On its website, Starbucks says since it introduced its first beverage, the cafè latte, “cow’s milk has been an integral ingredient for the company.” But at the same time, “dairy is the biggest contributor to Starbucks’ carbon footprint and the second highest contributor to water withdrawal.”
Ross Anderson, Starbucks Canada’s Head of Social Impact, Sustainability and Public Policy, said the corporation aims “to cut our carbon, water and waste footprints in half by 2030” – a goal which requires the company to “innovate and work together with our key suppliers, including the dairy industry, to source dairy responsibly and sustainably.”
In pursuing that goal, in 2020 the company committed US$10 million to the U.S. Dairy Net Zero Initiative, followed by the launch in 2021 of a pilot project with California’s Alliance Dairy to fund technologies such as evaporative nutrient recovery.
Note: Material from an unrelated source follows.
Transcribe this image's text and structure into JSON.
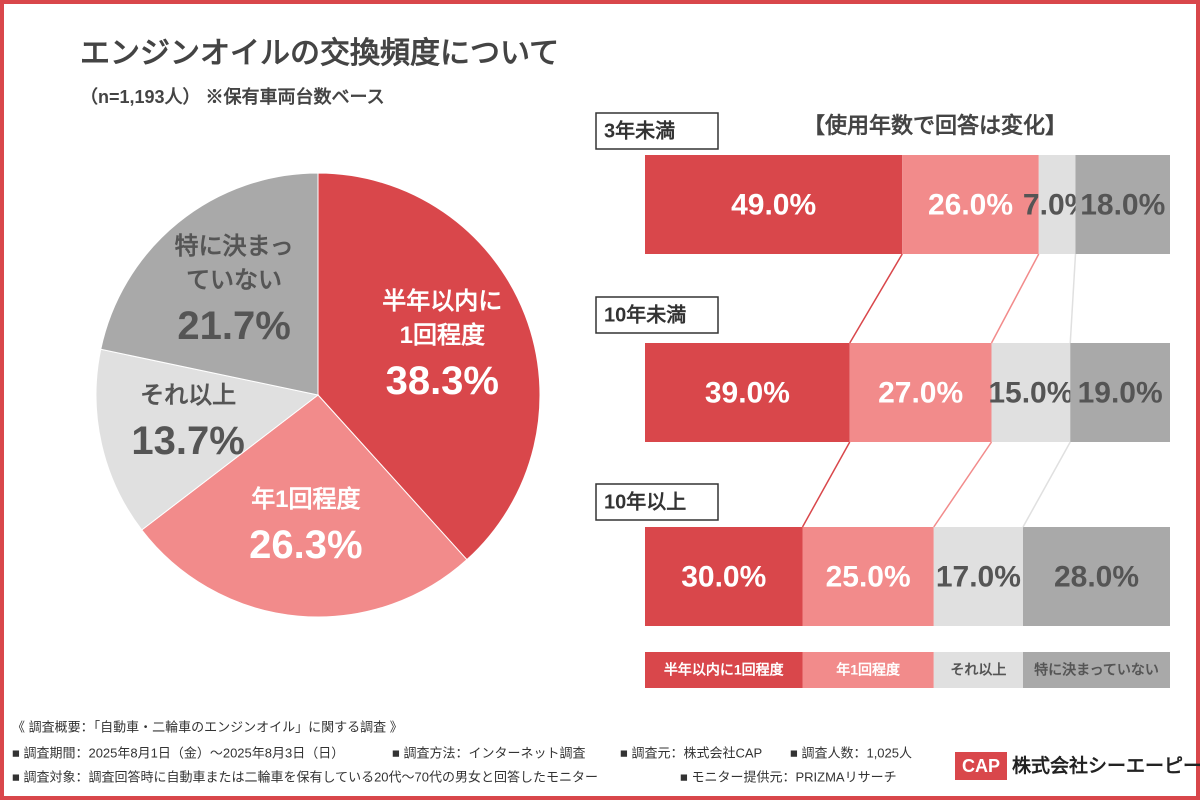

Starbucks also sources milk in the U.S. from cows fed Agolin Ruminant, “a plant-based feed additive certified by the Carbon Trust to improve feed efficiency and reduce enteric methane, ultimately reducing dairy’s carbon footprint.”
Grainger credits DFC for making Canada a next logical step for Starbucks to expand its dairy sustainability investments. He says the national umbrella group was ahead of the public policy curve when it created a framework for farmers to work toward carbon neutrality. “When the farm sectors create programs like that, it makes it a lot easier for (corporations) to set up these partnerships because they can identify what they’re trying to achieve” through their investments.
Successful applicants from 2023 must re-apply for the 2024 program to confirm their eligibility, and Grainger expects additional farms will meet the criteria for sustainability incentives.
“The whole point of the program is to increase adaptation of these practices,” he said. “But we also want to make sure those things are maintained on the farms where they’ve been put in place.”